Reservoir sampling using a heap. Both weighted and unweighted random sampling are supported.
The algorithm used here is based on the one-pass algorithm described by Pavlos Efraimidis and Paul Spirakis ("Weighted Random Sampling over Data Streams", Pavlos S. Efraimidis, https://arxiv.org/abs/1012.0256). In the unweighted case weights are simply set to one.
The implementation uses a heap (priority queue) large enough to hold the desired number of lines. Input is read line-by-line, assigned a random value, and added to the heap. The role of the heap is to identify the lines with the highest assigned random values. Once the heap is full, adding a new line means dropping the line with the lowest score. A "min" heap used for this reason.
When done reading all lines, the "min" heap is in the opposite order needed for output. The desired order is obtained by removing each element one at at time from the heap.
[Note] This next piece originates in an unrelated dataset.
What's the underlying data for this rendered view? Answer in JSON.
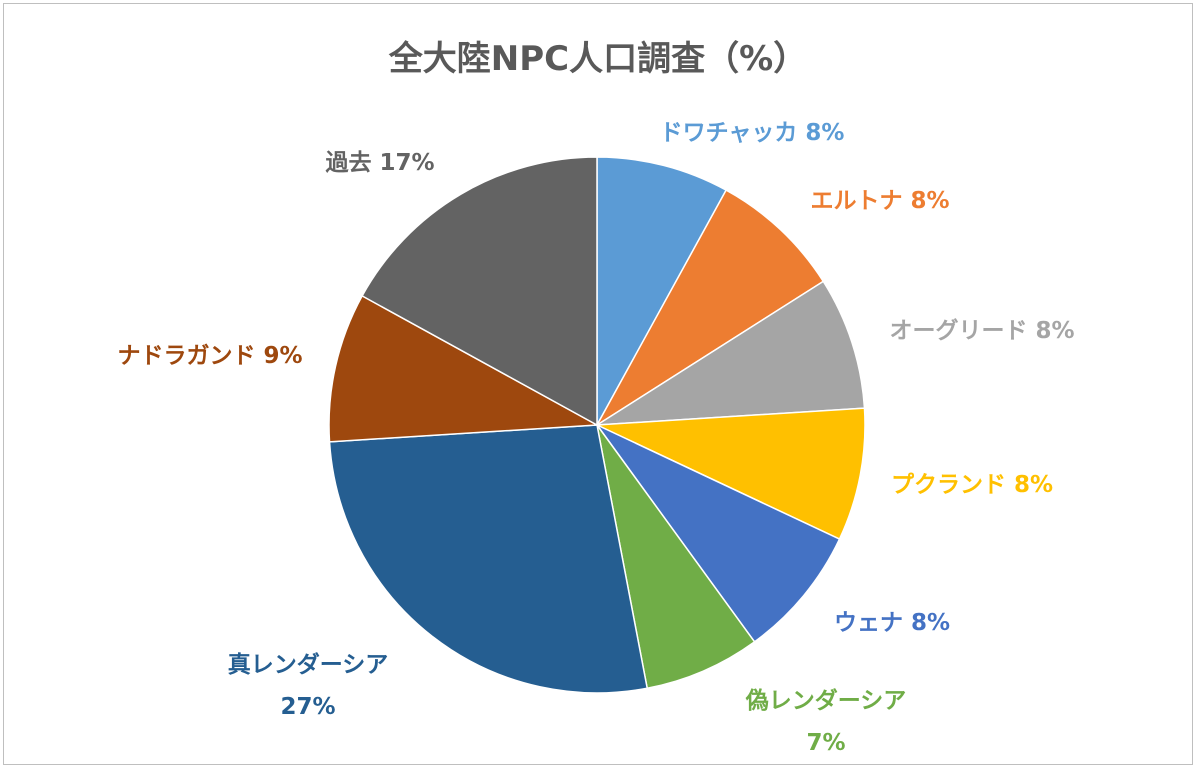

The underlying data store will have the elements in correct order.
Generating output in weighted order matters for several reasons: - For weighted sampling, it preserves the property that smaller valid subsets can be created by taking the first N lines. - For unweighted sampling, it ensures that all output permutations are possible, and are not influences by input order or the heap data structure used. - Order consistency is maintained when making repeated use of the same random seed, but with different sample sizes.
There are use cases where only the selection set matters, for these some performance could be gained by skipping the reordering and simply printing the backing store array in-order, but making this distinction seems an unnecessary complication.